Chapter headings include: I Cherry Blossoms, II Age-Old Dreams, III The Year 1917, IV The American Dream, V Before the Revolution, VI The War to End All Wars, VII Utopias of Fear and Hope, VIII Hard Times, IX The Land of Spain, X The Story of a Fresco, XI Lenin, XII Life As It Could Be, XIII The Year 1937, XIV Small Finnish Stories, XV Landscape after the Battle, XVI The Working Class Ascends to Heaven, XVII The Long Goodbye, XVIII There Are No Guarantees
Von Bagh has visited this territory before in A Day at the Grave of Karl Marx, a cross-section of the truly international attraction of the socialist idea, beyond the dreary "real existing socialism".
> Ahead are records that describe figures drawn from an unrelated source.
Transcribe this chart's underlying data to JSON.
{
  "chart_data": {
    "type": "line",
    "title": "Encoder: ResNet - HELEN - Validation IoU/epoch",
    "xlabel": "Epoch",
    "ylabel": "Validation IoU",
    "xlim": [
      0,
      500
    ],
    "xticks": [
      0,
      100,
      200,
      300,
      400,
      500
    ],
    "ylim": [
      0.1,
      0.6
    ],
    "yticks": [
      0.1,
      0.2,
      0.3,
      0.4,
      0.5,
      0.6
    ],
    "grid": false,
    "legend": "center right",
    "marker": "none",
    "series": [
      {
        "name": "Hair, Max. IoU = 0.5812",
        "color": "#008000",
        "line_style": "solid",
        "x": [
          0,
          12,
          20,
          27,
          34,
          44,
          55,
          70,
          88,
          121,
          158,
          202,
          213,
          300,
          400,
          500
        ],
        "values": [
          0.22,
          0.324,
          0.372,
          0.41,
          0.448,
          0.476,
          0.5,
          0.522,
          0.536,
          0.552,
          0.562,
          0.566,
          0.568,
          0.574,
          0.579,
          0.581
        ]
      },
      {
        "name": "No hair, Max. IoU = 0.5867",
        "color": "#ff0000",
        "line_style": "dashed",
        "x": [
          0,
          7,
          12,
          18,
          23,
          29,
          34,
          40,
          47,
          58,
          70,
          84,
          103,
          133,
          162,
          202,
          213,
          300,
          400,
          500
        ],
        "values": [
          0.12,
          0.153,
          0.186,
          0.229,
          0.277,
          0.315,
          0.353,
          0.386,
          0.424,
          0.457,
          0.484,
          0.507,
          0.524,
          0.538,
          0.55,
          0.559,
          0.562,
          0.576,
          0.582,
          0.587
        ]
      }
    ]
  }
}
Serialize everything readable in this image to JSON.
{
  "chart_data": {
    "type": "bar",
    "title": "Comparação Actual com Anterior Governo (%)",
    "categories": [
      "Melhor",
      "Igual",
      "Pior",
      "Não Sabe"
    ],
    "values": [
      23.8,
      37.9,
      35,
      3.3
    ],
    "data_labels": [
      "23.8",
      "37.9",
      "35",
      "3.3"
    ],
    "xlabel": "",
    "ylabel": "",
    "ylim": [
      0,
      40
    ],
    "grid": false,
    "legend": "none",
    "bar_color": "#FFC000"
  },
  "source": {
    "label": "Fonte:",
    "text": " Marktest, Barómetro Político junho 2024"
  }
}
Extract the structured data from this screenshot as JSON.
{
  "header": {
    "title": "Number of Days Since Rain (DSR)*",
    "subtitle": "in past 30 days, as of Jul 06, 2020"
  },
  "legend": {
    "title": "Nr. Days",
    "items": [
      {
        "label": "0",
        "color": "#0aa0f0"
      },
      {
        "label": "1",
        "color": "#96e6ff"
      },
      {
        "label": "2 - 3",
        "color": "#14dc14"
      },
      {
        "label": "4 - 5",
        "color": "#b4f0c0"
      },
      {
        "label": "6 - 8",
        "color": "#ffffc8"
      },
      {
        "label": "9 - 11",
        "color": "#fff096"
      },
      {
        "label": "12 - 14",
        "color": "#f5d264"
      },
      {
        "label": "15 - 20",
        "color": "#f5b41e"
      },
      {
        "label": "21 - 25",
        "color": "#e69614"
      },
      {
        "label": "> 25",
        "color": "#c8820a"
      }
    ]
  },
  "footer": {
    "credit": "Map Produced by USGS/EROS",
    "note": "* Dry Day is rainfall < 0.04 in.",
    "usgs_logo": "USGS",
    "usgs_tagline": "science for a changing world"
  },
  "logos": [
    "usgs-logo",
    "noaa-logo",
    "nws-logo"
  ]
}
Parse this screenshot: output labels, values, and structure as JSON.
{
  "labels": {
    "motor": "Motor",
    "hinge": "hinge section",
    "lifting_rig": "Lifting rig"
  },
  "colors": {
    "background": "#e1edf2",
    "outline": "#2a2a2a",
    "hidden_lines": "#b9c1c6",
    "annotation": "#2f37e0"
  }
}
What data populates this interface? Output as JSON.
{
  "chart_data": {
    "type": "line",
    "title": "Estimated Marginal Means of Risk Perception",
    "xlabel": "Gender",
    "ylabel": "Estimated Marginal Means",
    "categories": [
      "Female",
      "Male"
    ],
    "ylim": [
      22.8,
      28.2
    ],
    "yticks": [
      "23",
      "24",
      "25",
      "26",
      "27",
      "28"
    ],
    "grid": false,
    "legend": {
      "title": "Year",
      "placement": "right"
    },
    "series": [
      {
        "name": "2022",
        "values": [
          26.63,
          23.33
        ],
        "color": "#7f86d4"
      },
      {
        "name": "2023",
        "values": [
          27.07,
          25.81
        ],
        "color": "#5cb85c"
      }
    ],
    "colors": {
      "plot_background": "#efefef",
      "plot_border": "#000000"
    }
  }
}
The Man in the Shadow, the story of Otto Wille Kuusinen, made together with Elina Katainen and Iikka Vehkalahti, was a three-part documentary account of a bloody tragedy of Shakespearean magnitude from the Finnish-Soviet perspective, taking us to key events from the national-romantical awakening of the early 20th century to the Thaw after the death of Stalin.
This new movie is a thought-provoking survey of a magnificent and mind-boggling theme, unflinching about the terror that has been inflicted in the name of socialism, yet not cynical about the great ideas of social justice.
I was again thinking what was the hideous curse that catapulted some of the most abject tyrants of history to lead countries that attempted to build socialism. And why such countries become responsible for mass murder in an unprecedented scale.
This film is very dense, and eighteen films could be made from its eighteen chapters. Still key topics remain undiscussed. For example the fact that many of the original demands of the socialist movement have been realized and universally accepted. That is no mean feat, and a major reason for the identity crisis of the contemporary socialist movement.
Yet even the most outrageous offense singled out in the list of urgent tasks to be remedied in the Communist Manifesto in 1848 - child labour - is still a topical issue in huge parts of the world.